For all $n \in \N_{> 0}$, let $\map P n$ be the proposition:
- There is no surjection from $S$ onto $\map {\PP^n} S$.
Basis for the Induction
$\map P 1$ is Cantor's Theorem.
This is our basis for the induction.
Induction Hypothesis
Now we need to show that, if $\map P k$ is true, where $k \ge 1$, then it logically follows that $\map P {k + 1}$ is true.
So this is our induction hypothesis:
- There is no surjection from $S$ onto $\map {\PP^k} S$.
Then we need to show:
- There is no surjection from $S$ onto $\map {\PP^{k + 1} } S$.
Induction Step
This is our induction step:
Suppose that $\map P k$ is true.
Aiming for a contradiction, suppose that $f: S \to \map {\PP^{k + 1} } S$ is a surjection.
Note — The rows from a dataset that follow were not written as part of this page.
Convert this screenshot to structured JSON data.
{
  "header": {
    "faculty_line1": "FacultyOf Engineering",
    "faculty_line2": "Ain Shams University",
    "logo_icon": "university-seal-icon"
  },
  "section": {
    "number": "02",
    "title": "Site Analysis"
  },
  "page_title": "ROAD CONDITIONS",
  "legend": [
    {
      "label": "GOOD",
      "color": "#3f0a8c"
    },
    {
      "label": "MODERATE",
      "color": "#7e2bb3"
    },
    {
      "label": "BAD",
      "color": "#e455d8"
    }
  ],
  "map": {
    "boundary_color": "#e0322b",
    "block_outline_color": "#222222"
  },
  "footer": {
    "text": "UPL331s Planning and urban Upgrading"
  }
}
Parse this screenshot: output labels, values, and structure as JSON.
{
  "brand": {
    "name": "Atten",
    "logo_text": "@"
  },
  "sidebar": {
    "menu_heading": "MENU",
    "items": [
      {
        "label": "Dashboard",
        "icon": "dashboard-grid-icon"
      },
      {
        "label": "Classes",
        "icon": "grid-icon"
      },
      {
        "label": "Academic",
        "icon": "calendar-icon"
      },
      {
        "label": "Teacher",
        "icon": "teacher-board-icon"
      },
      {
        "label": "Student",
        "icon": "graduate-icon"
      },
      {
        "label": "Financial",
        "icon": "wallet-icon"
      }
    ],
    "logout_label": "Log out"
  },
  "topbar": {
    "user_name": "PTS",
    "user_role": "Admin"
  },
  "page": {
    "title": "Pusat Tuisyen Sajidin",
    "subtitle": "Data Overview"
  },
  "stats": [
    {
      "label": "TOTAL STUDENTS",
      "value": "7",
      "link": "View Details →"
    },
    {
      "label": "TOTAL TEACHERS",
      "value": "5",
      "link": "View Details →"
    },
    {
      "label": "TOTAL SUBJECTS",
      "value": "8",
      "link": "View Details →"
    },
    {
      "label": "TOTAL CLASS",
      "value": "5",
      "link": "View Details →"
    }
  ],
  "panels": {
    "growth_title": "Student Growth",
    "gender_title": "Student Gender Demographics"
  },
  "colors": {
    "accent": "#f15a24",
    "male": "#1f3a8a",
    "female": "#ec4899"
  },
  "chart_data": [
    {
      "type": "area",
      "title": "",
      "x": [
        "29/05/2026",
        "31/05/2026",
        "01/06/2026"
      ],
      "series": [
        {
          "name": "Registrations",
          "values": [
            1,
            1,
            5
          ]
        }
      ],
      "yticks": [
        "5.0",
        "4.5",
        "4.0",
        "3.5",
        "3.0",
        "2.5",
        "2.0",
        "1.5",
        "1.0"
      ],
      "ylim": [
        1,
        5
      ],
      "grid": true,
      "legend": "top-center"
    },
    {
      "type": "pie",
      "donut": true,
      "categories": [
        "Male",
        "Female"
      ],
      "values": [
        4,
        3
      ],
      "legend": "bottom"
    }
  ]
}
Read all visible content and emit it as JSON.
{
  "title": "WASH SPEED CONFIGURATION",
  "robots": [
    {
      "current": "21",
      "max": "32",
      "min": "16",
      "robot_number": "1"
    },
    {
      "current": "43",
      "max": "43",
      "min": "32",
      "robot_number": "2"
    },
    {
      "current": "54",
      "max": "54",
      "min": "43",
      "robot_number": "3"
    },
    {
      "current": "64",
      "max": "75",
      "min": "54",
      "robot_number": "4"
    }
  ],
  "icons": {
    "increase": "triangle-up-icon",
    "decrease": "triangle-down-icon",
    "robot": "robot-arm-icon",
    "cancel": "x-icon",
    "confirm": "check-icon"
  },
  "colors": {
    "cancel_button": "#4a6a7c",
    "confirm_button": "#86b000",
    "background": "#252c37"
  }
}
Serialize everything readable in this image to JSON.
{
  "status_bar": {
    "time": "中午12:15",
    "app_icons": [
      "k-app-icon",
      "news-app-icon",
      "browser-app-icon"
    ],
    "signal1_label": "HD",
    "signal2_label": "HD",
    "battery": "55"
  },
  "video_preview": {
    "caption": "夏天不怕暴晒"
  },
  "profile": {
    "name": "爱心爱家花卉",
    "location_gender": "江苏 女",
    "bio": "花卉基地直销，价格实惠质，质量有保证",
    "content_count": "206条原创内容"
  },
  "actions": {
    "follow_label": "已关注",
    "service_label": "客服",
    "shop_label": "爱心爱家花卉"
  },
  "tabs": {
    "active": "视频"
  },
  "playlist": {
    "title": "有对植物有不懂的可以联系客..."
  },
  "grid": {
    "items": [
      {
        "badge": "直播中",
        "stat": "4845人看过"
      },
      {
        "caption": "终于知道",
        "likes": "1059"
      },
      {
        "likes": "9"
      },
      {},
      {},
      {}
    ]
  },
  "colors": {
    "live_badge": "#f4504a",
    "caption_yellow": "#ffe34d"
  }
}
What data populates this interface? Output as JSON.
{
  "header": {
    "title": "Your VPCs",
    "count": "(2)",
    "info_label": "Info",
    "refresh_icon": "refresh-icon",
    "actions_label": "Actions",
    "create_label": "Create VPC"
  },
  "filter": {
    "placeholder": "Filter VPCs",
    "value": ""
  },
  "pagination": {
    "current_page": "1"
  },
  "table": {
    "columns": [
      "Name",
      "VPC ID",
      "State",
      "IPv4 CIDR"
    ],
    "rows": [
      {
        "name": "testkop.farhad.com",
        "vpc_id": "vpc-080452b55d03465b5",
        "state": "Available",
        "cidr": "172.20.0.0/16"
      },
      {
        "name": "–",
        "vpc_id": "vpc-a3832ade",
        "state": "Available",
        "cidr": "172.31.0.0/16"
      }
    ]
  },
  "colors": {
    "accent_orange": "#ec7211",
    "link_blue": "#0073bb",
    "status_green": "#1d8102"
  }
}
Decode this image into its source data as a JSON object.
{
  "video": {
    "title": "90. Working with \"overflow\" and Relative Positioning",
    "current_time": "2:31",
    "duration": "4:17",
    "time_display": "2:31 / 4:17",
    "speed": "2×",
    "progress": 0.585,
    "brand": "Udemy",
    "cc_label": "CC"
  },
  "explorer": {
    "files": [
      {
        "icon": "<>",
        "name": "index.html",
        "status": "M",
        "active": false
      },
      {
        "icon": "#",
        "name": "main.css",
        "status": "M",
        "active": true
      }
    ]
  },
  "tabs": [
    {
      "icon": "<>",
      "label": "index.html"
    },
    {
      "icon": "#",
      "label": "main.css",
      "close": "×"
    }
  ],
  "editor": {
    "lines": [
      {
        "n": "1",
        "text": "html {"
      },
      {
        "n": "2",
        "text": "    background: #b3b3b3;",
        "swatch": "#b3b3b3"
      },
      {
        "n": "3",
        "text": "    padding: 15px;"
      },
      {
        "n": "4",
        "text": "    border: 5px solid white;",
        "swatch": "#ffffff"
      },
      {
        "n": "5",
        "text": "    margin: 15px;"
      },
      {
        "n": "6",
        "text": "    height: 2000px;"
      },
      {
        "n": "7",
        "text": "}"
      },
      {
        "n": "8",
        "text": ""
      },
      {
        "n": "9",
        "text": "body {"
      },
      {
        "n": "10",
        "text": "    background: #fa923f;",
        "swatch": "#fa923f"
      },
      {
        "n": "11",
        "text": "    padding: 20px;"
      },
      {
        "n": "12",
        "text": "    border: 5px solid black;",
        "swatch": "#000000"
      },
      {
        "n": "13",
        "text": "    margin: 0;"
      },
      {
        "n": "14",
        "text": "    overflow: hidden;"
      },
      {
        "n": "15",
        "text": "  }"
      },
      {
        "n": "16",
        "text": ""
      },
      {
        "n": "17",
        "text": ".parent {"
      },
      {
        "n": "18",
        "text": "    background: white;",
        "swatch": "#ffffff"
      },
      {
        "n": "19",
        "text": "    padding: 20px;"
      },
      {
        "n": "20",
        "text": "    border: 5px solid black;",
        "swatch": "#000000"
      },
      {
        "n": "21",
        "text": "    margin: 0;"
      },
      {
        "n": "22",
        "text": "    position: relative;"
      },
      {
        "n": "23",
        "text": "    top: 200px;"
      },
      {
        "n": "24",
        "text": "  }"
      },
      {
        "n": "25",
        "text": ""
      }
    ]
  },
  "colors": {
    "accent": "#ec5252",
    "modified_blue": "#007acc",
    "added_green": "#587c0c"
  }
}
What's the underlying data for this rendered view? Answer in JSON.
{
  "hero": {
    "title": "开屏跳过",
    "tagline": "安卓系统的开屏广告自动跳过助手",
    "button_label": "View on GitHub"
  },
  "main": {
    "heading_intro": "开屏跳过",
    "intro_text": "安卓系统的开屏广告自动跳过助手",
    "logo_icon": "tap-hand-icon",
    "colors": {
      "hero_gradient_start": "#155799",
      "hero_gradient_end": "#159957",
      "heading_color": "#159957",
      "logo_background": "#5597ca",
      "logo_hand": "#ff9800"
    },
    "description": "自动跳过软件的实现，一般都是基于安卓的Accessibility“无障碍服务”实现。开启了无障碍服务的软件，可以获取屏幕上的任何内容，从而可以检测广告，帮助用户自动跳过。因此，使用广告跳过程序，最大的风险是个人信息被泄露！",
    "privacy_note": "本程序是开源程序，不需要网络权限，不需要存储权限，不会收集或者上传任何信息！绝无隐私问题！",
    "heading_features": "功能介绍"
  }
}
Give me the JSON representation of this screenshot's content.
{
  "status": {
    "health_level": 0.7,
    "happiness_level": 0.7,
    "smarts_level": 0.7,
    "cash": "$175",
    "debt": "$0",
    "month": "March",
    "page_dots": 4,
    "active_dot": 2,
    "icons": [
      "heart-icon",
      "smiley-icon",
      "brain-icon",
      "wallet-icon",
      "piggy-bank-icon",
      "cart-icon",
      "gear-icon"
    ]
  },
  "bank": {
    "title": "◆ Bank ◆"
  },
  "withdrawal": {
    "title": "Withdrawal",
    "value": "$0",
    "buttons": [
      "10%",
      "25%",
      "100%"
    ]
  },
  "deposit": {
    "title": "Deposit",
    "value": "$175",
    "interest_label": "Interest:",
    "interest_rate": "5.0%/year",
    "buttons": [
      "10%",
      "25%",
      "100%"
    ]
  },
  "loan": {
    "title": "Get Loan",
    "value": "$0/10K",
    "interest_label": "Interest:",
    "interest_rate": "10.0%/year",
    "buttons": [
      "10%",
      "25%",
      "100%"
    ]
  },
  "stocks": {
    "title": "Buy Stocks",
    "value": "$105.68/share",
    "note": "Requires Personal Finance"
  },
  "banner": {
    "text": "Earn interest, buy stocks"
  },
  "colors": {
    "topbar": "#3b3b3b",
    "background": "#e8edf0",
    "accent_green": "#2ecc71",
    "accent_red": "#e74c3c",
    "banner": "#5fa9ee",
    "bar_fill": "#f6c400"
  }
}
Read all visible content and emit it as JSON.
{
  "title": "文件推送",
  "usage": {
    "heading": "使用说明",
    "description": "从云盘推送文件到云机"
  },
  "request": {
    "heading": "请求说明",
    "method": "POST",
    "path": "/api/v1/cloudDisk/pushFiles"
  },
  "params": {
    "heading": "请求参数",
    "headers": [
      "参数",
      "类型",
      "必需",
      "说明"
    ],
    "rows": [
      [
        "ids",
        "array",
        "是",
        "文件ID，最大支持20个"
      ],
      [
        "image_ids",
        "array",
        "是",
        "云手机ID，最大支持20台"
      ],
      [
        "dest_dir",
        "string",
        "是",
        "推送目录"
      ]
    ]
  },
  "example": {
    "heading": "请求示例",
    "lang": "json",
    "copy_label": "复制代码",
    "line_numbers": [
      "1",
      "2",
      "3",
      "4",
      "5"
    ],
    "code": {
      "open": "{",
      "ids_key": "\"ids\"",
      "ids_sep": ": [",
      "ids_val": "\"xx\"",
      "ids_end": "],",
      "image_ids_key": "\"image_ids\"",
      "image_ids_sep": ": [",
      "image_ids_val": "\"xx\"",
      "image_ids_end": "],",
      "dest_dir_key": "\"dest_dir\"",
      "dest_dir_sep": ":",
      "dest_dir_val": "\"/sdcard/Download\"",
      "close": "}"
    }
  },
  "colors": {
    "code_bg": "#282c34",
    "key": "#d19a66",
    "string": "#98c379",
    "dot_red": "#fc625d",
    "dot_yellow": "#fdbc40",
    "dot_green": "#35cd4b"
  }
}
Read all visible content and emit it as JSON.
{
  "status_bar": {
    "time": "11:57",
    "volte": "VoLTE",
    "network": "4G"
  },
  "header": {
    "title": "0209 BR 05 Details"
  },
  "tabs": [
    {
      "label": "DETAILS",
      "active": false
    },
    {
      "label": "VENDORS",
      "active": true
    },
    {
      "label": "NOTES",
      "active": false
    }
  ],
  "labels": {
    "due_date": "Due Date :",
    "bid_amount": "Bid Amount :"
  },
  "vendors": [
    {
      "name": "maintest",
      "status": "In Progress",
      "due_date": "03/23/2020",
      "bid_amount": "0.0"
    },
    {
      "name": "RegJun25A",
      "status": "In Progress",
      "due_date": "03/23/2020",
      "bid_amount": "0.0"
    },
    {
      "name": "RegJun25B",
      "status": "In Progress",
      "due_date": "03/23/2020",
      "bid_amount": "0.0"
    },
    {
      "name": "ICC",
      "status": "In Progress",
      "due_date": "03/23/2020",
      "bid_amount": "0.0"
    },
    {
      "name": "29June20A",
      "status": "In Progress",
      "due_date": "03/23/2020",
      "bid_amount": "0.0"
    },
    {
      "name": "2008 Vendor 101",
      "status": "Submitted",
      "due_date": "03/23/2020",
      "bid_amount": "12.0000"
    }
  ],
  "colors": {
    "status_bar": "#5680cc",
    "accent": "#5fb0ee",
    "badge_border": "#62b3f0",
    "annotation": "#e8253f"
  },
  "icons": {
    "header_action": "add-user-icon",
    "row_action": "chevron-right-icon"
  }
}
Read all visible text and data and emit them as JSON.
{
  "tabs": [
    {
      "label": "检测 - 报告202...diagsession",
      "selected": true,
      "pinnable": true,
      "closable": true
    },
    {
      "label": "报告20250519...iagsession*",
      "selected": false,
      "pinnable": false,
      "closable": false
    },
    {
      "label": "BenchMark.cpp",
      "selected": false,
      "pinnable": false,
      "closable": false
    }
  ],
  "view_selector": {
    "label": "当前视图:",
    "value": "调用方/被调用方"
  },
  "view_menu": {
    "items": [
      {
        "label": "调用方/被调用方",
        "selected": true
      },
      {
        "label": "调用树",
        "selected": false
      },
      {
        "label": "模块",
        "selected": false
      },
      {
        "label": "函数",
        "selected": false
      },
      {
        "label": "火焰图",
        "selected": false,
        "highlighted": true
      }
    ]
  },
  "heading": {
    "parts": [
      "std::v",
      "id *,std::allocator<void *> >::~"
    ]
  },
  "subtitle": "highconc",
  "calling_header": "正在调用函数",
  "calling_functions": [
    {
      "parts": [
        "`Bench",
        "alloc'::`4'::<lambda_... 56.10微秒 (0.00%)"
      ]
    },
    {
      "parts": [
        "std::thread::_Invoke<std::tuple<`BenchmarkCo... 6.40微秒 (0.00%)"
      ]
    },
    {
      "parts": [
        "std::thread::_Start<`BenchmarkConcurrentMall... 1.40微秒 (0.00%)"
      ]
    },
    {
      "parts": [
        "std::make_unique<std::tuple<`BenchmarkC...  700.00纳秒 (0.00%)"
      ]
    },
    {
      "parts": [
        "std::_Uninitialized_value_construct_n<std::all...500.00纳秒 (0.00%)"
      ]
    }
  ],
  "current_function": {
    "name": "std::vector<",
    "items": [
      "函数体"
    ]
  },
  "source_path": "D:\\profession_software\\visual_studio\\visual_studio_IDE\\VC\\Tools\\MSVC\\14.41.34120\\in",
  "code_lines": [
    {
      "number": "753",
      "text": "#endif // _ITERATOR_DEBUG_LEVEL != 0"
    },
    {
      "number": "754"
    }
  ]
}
Define the mapping $g: S \to \map {\PP^k} S$ as:
- $\displaystyle \map g x = \bigcup \map f x$
This is actually a mapping into $\map {\PP^k} S$, as follows:
- $\map f x \in \map {\PP^{k + 1} } S = \powerset {\map {\mathcal P^k} S}$
By the definition of power set:
- $\map f x \subseteq \map {\PP^k} S$
Thus each element of $\map f x$ is a subset of $\map {\PP^{k - 1} } S$.
Thus by Union of Subsets is Subset:
- $\displaystyle \bigcup \map f x \subseteq \map {\PP^{k - 1} } S$
Therefore:
- $\displaystyle \bigcup \map f x \in \map {\PP^k} S$
That is, $\displaystyle \map g x$ is a mapping into $\map {\PP^k} S$.
Next we have that:
- $\forall y \in \map {\PP^k} S: \set y \in \map {\PP^{n + 1} } S$
But by hypothesis $f$ is surjective, and so:
- $\exists x \in S: \map f x = \set y$
Then:
- $\displaystyle \map g x = \bigcup \set y = y$
As this holds for all such $y$, $g$ is surjective.
But this contradicts the induction hypothesis.
Thus we conclude that the theorem holds for all $n$.
$\blacksquare$